The Girl Who Struck Out Babe Ruth and Lou Gehrig
In April 1931, 17-year-old Jackie Mitchell faced Babe Ruth and Lou Gehrig in Chattanooga and struck out both Yankees icons in sequence.
On April 2, 1931, a 17-year-old left-handed pitcher named Jackie Mitchell walked to the mound at Engel Stadium in Chattanooga, Tennessee. She was there to pitch for the Chattanooga Lookouts, a Double-A minor league team, in an exhibition game against the New York Yankees. The first batter she faced was Babe Ruth. The second was Lou Gehrig.
She struck them both out.
The box score is real. The newspaper headlines are real. The debate over whether Ruth and Gehrig swung honestly has never been settled, and it has been going on for nearly a hundred years.
The Showman
To understand how Jackie Mitchell ended up on that mound, you have to understand Joe Engel. Engel owned the Chattanooga Lookouts, and he was one of baseball's great promoters, a man who would do almost anything to sell tickets. He once traded a player for a turkey, then had the bird cooked and served to sportswriters. He staged elephant rides and put singing canaries in the grandstands. When the Yankees scheduled a pair of exhibition games in Chattanooga on their train ride north from spring training in Florida, Engel saw an opportunity nobody else would have considered.
He signed Jackie Mitchell to a contract.
Mitchell was not some random stunt casting. She had grown up as a neighbor of Dazzy Vance, a Hall of Fame pitcher who taught her his signature pitch, a sinking drop ball. She had been playing organized baseball since childhood, competed on both men's and women's teams in the Chattanooga area, and had once struck out nine men in a game at age 16. She was left-handed, which made her sinker break in a direction that right-handed batters found especially difficult to track. She was a real pitcher. She was also a teenage girl, and Engel knew exactly what that meant for ticket sales.
The At-Bats
The game was originally scheduled for April 1 and rained out, which only added to the conspiracy theories that would follow. On April 2, before a packed house, Lookouts starting pitcher Clyde Barfoot gave up a double and a single to start the first inning. Manager Bert Niehoff pulled him and waved Mitchell in from the bullpen.
Ruth stepped to the plate. He tipped his cap to the teenager on the mound. Mitchell wound up and threw. Ruth swung hard and missed. She threw again. He swung again and missed. On the third pitch, Ruth watched it cross the plate without swinging. The umpire called strike three. Ruth flung his bat toward the dugout and argued the call before walking back to the bench.
Gehrig was next. He swung at three consecutive pitches, missing all of them, and returned quietly to the dugout.
Mitchell then walked the next batter, Tony Lazzeri, on five pitches. She had reportedly overworked her arm in preparation for the game and was pulled at that point. The Yankees went on to win 14-4. None of that mattered. The story was already written.
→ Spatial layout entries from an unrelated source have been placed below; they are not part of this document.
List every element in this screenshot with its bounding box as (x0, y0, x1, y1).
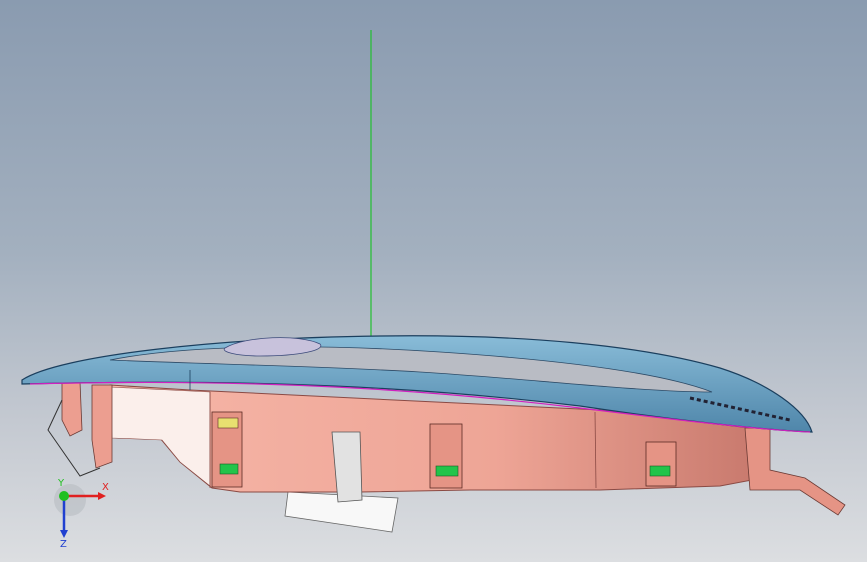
triad-y-axis-dot (59, 491, 69, 501)
clip-1 (211, 411, 243, 488)
housing-white-panel (109, 386, 211, 487)
triad-z-label: Z (60, 539, 67, 548)
clip-3 (645, 441, 677, 487)
orientation-triad[interactable]: X Y Z (40, 478, 120, 548)
triad-y-label: Y (57, 478, 65, 489)
left-bracket-arm (91, 384, 113, 469)
triad-x-label: X (102, 482, 109, 493)
cad-3d-viewport[interactable]: X Y Z (0, 0, 867, 562)
triad-z-arrow (60, 530, 68, 538)
clip-2 (429, 423, 463, 489)
left-bracket (61, 381, 83, 437)
triad-x-arrow (98, 492, 106, 500)
headlamp-model[interactable] (0, 0, 867, 562)
right-arm (744, 427, 846, 516)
The New York Times ran the headline the next day. The editorial page added that "the prospect grows gloomier for misogynists."
Were They Faking?
This is the question that has followed the story ever since. The Lookouts' owner was a showman. The game was an exhibition. The original date was April Fools' Day. All of these facts point toward a setup.
But the evidence on the other side is harder to dismiss than most people think. Ruth was not known for his generosity toward women. He was quoted before the game saying women "will never make good" in baseball because "they are too delicate." Gehrig, by every account of his character, was too earnest and competitive to fake a strikeout. Tony Lazzeri, who followed Mitchell, later said the only instruction he received was "don't hit one up the middle and kill her." Several of Mitchell's contemporaries pointed out that she was a left-handed pitcher with an unusual sidearm delivery throwing to two left-handed hitters who had never seen her before. Unfamiliarity with a pitcher's motion and speed can neutralize even the best hitters, at least for one at-bat.
Mitchell herself never wavered. She maintained until her death in 1987 that the strikeouts were legitimate.
Baseball commissioner Kenesaw Mountain Landis was widely reported to have voided her contract shortly after the game, declaring the sport "too strenuous for women," though no documentation of this ruling has ever been found. Mitchell went on to play for various exhibition and barnstorming teams, including the House of David, but she never pitched in organized professional baseball again.
Whether the strikeouts were real or staged, nobody involved ever publicly admitted to faking them. Ruth and Gehrig took the answer with them.